Design and Governance of Human-Facing Algorithms
Sarah Cen (Massachusetts Institute of Technology)
https://simons.berkeley.edu/talks/design-and-governance-human-facing-algorithms
AI and Humanity
Data-driven algorithms have increasingly wide and deep reach into our lives, but the methods used to design and govern these algorithms are outdated. For example, most data-driven algorithms assume that humans report information about themselves truthfully, but this assumption rarely holds in human-facing applications, which has significant implications on the algorithms and their performance because they use the information humans provide as training data. Similarly, current methods for auditing data-driven algorithms are often too brittle to apply as state-of-the-art algorithms evolve. In this talk, we'll explore data-driven algorithms along two axes: (1) designing vs. governing data-driven algorithms, and (2) whether they are used for repeated vs. one-off decisions.
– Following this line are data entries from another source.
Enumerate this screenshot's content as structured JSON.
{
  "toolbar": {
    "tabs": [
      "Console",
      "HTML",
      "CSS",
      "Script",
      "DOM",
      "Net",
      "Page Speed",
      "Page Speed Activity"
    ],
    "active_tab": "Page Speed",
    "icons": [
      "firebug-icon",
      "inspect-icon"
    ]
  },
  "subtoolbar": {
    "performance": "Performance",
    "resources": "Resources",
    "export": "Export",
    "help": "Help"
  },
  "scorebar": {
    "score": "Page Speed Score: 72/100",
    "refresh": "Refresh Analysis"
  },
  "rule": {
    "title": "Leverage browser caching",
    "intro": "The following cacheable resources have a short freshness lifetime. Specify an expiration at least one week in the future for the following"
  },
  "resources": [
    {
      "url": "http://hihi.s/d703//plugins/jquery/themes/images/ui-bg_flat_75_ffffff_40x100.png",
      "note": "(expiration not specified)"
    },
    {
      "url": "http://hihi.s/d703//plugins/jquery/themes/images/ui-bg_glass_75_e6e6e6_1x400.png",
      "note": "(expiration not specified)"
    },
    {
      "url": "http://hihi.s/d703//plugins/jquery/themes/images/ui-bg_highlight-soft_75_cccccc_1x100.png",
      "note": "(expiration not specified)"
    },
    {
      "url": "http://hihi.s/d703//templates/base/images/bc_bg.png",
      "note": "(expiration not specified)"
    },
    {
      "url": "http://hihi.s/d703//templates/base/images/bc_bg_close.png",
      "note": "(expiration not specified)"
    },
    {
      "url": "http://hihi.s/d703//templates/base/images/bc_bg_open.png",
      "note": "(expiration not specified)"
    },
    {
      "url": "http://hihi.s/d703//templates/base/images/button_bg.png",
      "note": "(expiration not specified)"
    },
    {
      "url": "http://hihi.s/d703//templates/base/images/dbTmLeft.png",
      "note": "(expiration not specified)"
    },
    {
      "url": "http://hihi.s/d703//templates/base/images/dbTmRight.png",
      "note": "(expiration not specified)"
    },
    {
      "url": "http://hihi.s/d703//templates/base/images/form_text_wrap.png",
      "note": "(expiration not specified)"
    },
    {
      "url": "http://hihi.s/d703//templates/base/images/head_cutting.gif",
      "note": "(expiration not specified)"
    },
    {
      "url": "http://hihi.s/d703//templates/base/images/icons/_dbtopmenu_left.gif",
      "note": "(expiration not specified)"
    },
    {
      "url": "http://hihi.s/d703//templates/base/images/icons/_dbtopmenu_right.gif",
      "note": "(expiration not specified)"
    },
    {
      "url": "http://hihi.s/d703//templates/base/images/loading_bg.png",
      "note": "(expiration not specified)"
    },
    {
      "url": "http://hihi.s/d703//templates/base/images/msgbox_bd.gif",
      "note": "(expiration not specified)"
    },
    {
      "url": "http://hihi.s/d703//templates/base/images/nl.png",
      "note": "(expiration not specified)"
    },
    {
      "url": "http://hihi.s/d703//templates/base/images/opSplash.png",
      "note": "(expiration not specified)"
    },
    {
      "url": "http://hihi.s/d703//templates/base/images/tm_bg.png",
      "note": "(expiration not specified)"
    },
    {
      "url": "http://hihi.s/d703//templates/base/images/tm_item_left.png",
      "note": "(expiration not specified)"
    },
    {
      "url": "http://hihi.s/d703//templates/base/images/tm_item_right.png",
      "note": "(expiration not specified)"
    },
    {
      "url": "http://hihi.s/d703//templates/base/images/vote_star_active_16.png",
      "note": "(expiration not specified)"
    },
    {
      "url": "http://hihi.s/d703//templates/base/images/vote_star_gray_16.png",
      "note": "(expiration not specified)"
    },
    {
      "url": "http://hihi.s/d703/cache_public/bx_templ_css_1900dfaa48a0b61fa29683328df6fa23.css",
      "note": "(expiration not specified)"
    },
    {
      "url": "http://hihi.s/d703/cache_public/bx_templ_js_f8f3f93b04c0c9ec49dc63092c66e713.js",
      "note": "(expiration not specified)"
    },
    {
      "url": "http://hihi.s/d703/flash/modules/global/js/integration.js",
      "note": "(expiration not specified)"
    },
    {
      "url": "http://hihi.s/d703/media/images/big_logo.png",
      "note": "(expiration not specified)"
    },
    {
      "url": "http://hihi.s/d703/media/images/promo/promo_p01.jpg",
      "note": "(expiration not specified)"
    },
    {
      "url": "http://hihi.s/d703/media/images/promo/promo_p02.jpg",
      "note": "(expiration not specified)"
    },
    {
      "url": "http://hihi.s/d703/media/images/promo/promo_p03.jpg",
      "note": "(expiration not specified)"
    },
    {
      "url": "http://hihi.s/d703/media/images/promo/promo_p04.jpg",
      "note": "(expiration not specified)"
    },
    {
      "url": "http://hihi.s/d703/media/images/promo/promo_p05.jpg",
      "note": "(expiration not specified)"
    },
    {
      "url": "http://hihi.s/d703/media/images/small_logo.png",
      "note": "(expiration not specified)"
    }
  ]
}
We'll examine the design of algorithms for repeated decisions using recommender systems (e.g., Yelp, Facebook, Google) as a case study, focusing on the role of *trust* between users and recommenders. We'll examine the governance of algorithms for repeated decisions by looking at how to *audit* social media. Finally, we'll examine both the design and governance of one-off decisions by proposing a new legal right---the right to be an exception in data-driven decision-making---that tackles the problem of using averages (in almost every part of the algorithmic pipeline) to make high-risk decisions on *individuals*.